March is Fraud Prevention Month, so Canadians are getting loads of information to help them avoid being scammed. That’s terrific. It’s critically important to educate the public — and empowering average investors to protect themselves is both desirable and necessary. However, it’s also insufficient.
We can urge everyone to walk away if something looks “too good to be true,” but that advice really only helps those who can sense what’s implausible. And few can actually do that. A recent study, for example, found that only 12% of Canadians have realistic expectations about market returns.
Context compounds this naïveté. When banks earn more than 20% on credit card loans, why wouldn’t average investors believe that double-digit investment returns are attainable from something portrayed as a financial services institution? Why wouldn’t they be taken in by a swindler who says, “Trust me, this is how the wealthy make money,” when news reports show that the rich really are getting richer and they’re doing so through private access to lucrative deals.
Fraudsters are adept at using near-truths like these; and it’s a mistake to think that anyone is — or can become — too knowledgeable or sophisticated to be fooled. Victims of fraud come from all walks of life and every degree of experience and education. No one is immune. We are all at risk.
And while police forces, securities regulators, bank administrators and a phalanx of government agencies fight fraud earnestly and tirelessly every day, no formal strategy or framework exists in Canada to ensure they work together efficiently.
This must change if we truly want to win the battle against fraud. For starters, despite recent improvements in some parts of the country, we need better co-ordination between law enforcement agencies and securities regulators in gathering and sharing data about the incidence of investment fraud.
We also need to leverage existing resources and tools. For example, the leading-edge electronic systems that our Financial Transactions and Reports Analysis Centre uses to combat money-laundering can also be utilized to detect and interrupt fraudulent investment schemes, but that capability isn’t made available to securities regulators. Why?
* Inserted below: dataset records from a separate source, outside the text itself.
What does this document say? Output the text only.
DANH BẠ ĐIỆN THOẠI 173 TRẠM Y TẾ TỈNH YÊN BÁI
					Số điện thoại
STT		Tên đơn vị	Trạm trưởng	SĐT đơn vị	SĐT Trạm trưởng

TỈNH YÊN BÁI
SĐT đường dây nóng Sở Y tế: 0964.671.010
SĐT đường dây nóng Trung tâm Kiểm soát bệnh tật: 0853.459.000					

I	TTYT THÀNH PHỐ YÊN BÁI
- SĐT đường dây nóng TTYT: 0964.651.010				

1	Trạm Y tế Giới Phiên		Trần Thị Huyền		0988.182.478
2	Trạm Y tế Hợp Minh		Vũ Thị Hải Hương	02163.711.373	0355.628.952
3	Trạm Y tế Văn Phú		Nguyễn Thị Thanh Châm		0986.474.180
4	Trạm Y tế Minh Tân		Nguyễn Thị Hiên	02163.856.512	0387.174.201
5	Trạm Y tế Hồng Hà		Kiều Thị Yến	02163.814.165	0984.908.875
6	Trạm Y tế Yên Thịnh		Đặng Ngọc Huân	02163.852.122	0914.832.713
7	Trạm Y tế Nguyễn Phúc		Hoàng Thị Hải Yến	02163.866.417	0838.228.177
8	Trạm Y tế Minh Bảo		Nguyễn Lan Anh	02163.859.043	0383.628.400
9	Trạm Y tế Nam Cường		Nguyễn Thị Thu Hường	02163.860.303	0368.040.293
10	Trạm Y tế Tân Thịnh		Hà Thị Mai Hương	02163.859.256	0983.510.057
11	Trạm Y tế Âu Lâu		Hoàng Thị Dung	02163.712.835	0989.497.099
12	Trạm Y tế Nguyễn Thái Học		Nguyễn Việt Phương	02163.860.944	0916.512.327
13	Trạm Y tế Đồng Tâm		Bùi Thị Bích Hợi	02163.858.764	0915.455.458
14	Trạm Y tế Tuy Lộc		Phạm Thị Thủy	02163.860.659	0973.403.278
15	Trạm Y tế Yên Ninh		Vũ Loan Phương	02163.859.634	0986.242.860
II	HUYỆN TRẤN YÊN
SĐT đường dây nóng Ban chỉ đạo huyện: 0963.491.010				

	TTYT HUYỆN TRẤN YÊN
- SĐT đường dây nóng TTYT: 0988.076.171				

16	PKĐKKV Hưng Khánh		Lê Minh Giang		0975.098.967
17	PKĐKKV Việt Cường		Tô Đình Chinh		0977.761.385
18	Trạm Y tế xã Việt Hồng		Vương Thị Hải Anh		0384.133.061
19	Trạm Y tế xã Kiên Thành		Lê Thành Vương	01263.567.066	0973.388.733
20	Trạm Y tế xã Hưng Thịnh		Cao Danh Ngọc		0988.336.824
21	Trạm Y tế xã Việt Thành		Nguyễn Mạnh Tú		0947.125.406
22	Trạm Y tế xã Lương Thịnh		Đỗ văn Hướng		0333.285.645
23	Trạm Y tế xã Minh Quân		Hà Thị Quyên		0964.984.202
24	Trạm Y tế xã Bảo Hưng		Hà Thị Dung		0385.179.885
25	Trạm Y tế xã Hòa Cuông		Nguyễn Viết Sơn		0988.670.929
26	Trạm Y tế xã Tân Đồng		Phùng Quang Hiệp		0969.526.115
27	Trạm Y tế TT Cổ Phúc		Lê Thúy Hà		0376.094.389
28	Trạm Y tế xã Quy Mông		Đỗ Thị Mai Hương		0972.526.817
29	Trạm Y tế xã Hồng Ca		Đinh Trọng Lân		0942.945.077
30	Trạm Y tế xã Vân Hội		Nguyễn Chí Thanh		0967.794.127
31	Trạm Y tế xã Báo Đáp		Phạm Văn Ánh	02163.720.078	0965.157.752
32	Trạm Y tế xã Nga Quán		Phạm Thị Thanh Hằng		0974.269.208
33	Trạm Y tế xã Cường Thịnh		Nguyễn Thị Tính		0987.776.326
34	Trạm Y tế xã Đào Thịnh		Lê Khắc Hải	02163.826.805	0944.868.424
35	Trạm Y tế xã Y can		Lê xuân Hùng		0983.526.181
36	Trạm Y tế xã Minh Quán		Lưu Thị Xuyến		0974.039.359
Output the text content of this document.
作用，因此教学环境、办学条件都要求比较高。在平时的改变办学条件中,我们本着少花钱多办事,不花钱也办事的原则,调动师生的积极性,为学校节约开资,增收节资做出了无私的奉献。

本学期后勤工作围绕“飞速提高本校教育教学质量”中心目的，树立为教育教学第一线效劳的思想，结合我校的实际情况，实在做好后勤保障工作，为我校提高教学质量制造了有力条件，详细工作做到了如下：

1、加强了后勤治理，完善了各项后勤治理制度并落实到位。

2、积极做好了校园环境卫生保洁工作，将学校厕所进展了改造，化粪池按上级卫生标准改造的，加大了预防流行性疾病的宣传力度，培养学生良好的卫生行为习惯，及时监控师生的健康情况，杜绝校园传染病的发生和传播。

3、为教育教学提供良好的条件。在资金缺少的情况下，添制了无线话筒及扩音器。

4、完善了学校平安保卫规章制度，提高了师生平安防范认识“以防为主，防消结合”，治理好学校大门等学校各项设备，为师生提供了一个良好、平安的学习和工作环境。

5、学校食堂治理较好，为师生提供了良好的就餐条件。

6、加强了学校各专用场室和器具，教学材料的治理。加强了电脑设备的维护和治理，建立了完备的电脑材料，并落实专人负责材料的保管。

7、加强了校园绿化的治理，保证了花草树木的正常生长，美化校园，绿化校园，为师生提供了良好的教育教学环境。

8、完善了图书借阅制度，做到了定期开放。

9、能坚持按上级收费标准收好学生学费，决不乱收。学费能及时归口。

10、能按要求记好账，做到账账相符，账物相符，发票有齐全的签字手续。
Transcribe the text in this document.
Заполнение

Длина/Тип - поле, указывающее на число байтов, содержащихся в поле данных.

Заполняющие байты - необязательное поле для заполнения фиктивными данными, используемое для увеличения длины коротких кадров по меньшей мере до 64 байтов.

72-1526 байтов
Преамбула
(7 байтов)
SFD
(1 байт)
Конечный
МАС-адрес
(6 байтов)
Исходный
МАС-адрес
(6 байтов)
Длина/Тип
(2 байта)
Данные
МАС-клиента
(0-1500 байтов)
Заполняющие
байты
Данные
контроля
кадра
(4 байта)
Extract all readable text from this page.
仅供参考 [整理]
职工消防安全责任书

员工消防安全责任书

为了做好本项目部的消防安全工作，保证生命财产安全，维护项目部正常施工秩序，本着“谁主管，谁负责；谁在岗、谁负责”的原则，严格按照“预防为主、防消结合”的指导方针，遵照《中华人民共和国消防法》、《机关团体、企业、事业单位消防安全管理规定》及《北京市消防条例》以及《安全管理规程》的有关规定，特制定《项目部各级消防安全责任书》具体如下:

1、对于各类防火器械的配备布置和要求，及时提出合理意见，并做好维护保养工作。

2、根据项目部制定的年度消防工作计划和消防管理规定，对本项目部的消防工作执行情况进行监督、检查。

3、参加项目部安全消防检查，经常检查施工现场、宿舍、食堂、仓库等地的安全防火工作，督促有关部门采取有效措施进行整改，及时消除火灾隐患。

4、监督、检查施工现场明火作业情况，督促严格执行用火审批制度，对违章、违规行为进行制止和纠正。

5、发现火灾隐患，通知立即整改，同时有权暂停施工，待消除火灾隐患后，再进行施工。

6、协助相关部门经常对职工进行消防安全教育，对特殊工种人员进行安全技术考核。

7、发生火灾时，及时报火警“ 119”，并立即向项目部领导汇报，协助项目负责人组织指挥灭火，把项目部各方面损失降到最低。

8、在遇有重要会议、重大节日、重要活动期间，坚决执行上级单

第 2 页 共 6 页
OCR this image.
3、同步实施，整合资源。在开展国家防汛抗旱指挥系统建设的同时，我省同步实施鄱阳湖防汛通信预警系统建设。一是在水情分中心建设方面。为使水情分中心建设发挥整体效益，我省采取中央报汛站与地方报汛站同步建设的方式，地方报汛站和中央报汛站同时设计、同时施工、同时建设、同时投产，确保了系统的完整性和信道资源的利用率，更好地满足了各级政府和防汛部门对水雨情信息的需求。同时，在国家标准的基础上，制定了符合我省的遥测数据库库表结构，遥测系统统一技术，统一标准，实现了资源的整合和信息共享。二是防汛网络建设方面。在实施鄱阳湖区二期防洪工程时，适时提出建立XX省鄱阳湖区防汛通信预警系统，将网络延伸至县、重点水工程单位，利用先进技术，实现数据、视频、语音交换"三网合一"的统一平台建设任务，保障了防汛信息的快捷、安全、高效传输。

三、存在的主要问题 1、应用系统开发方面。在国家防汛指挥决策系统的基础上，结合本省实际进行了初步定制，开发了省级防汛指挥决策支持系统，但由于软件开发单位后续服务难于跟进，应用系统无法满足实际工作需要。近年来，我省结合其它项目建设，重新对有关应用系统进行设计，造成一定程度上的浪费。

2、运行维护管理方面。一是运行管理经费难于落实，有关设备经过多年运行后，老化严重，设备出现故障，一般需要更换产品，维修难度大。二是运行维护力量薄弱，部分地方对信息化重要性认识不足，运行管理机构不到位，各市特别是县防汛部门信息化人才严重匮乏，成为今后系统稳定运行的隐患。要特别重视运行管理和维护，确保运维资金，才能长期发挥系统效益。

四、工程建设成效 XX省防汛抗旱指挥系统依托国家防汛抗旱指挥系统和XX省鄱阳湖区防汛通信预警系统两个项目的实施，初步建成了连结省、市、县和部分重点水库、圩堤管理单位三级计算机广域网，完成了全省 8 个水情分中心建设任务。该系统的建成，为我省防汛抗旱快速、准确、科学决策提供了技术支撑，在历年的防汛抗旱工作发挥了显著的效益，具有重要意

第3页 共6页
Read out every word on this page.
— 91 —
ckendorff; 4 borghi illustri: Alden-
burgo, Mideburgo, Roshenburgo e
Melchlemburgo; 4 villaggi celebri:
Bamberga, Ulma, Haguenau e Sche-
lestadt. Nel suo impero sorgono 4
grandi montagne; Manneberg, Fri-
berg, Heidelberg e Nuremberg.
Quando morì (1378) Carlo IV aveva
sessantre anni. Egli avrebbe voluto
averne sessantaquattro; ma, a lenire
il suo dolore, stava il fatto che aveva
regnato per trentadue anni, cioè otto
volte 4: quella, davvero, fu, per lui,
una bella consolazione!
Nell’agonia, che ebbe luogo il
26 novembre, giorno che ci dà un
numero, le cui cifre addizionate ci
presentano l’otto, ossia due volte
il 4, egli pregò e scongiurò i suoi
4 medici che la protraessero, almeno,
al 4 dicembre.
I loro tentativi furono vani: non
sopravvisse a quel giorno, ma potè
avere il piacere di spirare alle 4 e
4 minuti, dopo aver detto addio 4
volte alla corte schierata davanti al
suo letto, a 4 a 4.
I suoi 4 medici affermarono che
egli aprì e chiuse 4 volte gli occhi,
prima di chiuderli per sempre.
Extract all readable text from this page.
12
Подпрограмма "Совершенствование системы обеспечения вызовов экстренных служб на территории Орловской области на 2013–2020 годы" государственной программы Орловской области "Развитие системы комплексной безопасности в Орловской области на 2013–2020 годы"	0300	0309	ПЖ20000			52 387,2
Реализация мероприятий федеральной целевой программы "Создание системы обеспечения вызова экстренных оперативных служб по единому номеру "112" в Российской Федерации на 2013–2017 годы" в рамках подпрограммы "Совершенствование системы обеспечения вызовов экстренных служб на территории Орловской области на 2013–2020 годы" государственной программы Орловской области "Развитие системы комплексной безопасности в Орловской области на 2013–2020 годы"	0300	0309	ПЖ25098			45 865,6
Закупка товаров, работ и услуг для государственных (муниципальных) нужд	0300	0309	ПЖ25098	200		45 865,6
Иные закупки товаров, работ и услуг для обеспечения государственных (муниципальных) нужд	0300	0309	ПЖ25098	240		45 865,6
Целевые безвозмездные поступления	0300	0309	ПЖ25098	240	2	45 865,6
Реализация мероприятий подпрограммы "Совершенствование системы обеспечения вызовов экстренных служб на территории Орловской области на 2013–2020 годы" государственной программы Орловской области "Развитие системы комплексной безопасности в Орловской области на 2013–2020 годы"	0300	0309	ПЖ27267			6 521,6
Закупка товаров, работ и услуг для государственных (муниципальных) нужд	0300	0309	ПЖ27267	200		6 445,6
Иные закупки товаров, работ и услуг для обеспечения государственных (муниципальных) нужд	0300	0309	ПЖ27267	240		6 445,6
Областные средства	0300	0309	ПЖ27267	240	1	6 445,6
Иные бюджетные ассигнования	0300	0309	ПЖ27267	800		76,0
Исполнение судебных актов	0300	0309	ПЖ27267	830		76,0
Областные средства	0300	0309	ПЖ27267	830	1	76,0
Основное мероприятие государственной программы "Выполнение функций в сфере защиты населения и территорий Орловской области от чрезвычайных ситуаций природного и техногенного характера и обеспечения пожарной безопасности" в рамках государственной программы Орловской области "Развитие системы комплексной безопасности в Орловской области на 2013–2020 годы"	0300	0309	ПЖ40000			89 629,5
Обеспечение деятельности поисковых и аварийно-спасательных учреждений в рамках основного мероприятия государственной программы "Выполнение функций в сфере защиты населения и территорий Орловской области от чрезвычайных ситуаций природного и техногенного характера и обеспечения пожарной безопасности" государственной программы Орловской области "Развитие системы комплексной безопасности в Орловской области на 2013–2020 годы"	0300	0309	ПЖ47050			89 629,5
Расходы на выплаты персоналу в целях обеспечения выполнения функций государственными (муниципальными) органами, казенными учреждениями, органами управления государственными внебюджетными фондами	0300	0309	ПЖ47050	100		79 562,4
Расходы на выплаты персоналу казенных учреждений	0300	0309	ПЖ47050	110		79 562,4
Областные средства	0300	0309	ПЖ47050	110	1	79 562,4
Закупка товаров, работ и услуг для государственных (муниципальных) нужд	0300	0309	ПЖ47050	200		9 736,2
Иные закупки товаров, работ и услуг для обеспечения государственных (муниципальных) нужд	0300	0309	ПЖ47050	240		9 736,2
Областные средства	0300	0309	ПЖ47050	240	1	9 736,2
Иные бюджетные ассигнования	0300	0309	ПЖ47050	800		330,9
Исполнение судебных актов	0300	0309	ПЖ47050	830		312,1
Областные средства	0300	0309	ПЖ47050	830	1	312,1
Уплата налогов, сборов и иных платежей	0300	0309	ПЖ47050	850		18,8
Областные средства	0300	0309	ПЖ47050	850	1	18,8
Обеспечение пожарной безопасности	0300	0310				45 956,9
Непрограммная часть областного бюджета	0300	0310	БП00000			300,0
Beyond detection and disruption of fraud, our primary aim should be deterrence. However, that requires a real commitment to purging Canada’s reputation of being soft on white-collar crime. We need to take a hard look at why some fraud cases get shunted to administrative tribunals instead of criminal court, and we also need to take an equally hard look at our legislative framework for sentencing. Why should someone face only a maximum five-year prison term for a fraud that’s prosecuted under the Securities Act when a conviction for the same fraud could yield a maximum 14-year sentence if prosecuted under the Criminal Code?
A legislative review should also address our laws’ seeming inability to stop incorrigibles such as Michael Mitton, a career criminal who recently notched his 100th conviction for fraud, market manipulation, money laundering and related offences. Serial fraudsters like Mitton can’t be jailed indefinitely as dangerous offenders because their crimes don’t involve physical assaults; yet the financial harm they inflict is devastating and impacts many victims just as profoundly as any bodily harm.
We need to rethink these things. If an honest debtor in bankruptcy must have his or her financial affairs scrutinized for months or even years, surely we can craft legislative constraints denying convicted scammers unsupervised access to the banking system. Likewise, beyond banning con artists from involvement with public companies, as the provincial Securities Acts now do, shouldn’t we also put in place mechanisms to ban them from incorporating or operating any private company, business entity, proprietorship or trust so they can’t use the veneer of business respectability to prey on additional victims?
Also, we know a lot of investment frauds involve unregistered individuals, and they tend to engage in the more egregious scams. Yet, in many parts of the country, non-registrants are allowed to sell exempt-market securities to the public. This keeps a known window of vulnerability open. It also garbles educational messaging about the importance of checking registration before you invest.
Lastly, our politicians must resist the temptation to embrace economic fixes that are designed to stimulate markets but make it easier for fraudsters to operate. Urging the adoption of equity crowdfunding is a prime example of this. Our policy-makers need to consider carefully how much of these initiatives’ expected economic gains will be undone by the parasitic effect of the frauds these same programs almost certainly will attract. And if regulators still opt to go ahead, they need to develop and adopt robust investor protection measures that truly address the forecasted problems.
Effective fraud prevention requires multi-pronged efforts extending well beyond a public education campaign. So, as this year’s Fraud Prevention Month draws to a close, let’s keep in mind that there’s much work still to be done every month — and significant commitments to be made.